Singing Gremlin said:
CyberAkuma said:
From a backup perspectivem even buying game sonline from STEAM is terrible from that viewpoint.
If you got a new HDD you will have to re-download the whole game from STEAM servers.
Mind you that Call of Duty 4 for instance is 6 gigs. The entire Orange Box is 20 gigs!
If your HDD crashes and you want to recover everything you will have to re-download the whole thing. Having the game disc in that case is an obious advantage since the read speed of your Optical Drive will surpass the download speed by the factor of a thosuand.
Ever lost a disk? I know I have.
Ever lost a 200 Gig HD?
Credge said:
There's a major difference between a console game and a PC game though. Consoles require you to have the medium to play regardless of format. PC games do not. In fact, one of the biggest reasons people go out and rebuy PC games is because they are insanely hard to keep track of. PC games, for some reason, have obnoxiously large boxes. I don't know about you, but I don't have enough room for all those cases.
Hey? Where I live, all PC games come in DVD boxes just as small/big as the ones for 360 and PS3.
To further this, the majority of PC games have CD keys that are required for you to play online. Sometimes the instruction books have them, sometimes the cases have them... all depends. This means you HAVE to keep those cases around somewhere 'just in case' you have to reinstall your game.
Huh? Precisely not, for the very point you make in your next paragraph:
This is a lot of clutter, especially for me. In fact, I have two 200 page CD holders filled with games and their CD-Keys. This doesn't take much room, but I still don't have the niceness of having all the cases. That, coupled with the fact that some PC games don't actually have cases (just a box with CD sleeves) makes this incredibly annoying as you either have to do what I did or keep the box.
Downloadable media means you don't have the clutter. It also means you don't have to keep track of CD keys... which is the biggest pain in the ass ever. Lose an instruction book while moving? Looks like you can't play your favorite game online anymore.
It requires just a bit of backup to avoid those problems, like copying the keys on paper or in txt files.
Downloading games require backup as well, unless you don't care about downloading all the stuff again.
Of course, there's an undisputable gain in room with downloadable content, and the gap is only going to get wider.
This isn't an issue with consoles or movies, this is why owning them is fine.
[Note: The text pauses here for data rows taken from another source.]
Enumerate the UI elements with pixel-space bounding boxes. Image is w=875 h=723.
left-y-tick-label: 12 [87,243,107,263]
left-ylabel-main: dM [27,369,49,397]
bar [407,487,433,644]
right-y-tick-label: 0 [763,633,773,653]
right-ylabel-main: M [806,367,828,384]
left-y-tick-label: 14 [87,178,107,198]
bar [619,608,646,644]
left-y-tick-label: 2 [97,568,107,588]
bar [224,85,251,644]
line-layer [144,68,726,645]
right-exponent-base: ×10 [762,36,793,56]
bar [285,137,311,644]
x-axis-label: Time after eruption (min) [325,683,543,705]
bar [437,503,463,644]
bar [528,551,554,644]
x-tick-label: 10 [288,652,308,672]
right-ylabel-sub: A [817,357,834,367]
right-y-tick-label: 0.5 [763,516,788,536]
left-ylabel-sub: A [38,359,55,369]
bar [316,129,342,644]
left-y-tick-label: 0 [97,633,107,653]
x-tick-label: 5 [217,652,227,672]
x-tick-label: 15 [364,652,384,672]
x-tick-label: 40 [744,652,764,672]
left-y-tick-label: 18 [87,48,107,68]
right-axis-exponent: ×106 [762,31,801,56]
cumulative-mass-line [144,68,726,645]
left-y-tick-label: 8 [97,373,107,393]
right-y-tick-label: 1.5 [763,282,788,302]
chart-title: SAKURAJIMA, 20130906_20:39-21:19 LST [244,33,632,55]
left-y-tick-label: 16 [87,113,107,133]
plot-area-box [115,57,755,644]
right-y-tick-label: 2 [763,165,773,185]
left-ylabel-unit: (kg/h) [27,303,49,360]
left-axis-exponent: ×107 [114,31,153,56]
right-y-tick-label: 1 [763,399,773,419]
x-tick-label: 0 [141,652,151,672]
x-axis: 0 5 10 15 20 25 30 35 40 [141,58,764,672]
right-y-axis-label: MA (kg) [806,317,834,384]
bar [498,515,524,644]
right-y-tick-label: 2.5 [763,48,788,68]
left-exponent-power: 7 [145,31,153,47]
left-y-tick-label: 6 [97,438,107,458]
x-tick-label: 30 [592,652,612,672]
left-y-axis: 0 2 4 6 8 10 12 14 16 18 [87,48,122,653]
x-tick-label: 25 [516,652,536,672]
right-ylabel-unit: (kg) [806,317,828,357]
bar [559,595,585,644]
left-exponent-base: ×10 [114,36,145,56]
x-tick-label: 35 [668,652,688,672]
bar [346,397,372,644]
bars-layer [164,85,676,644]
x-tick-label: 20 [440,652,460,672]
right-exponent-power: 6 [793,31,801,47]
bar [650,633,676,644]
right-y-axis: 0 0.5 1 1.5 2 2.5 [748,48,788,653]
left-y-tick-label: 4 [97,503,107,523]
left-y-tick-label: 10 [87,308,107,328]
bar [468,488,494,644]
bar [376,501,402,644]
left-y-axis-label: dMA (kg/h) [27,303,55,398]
So your problem, after all, has nothing to do with volume, but flimsy CD keys you loose?
I don't want to get argumentative, but you seem to switch back and forth between your points.
:|
There are other bonuses to downloading your games online, such as usually being able to play them before others, cheaper prices some of the time, unique content (usually MMO's), amongst other things.
Well, only if you're craving for the little bonuses which are generally irrelevant to a great lump of the population.

Playing a MMO in advance... I don't see the point. You dodge the retards, but the point of MMOs, besides being sure that you waste your life, is to have people on them, not play on empty servers.
I would NEVER want to download a console game unless, somehow, it was tied to an account of mine like how it is done with Steam.
Isn't it what they already do?
Movies are completely different though. Movies don't go through the same wear and tear that games do. They are also much cheaper than games are. Accidentally scratch a brand new game making it unplayable? Looks like your forking over another $40-50 (U.S.) for another. Scratch a new movie making it unwatchable? Looks like your forking over another $15-20 (U.S.) for another.
Yes, that's also an advantage of download, in theory, as you can download your content again. You're marked as the virtual owner of a copy for quite some time I think, once you've spent the money.
Or are there systems which allow for only one download?
This would be most curious, when download is supposed to get rid of the physical
retail support.
Akuma: once you've downloaded the stuff, the loading time would matter little, be it from the CD or the HD. I'd rather use the HD actually.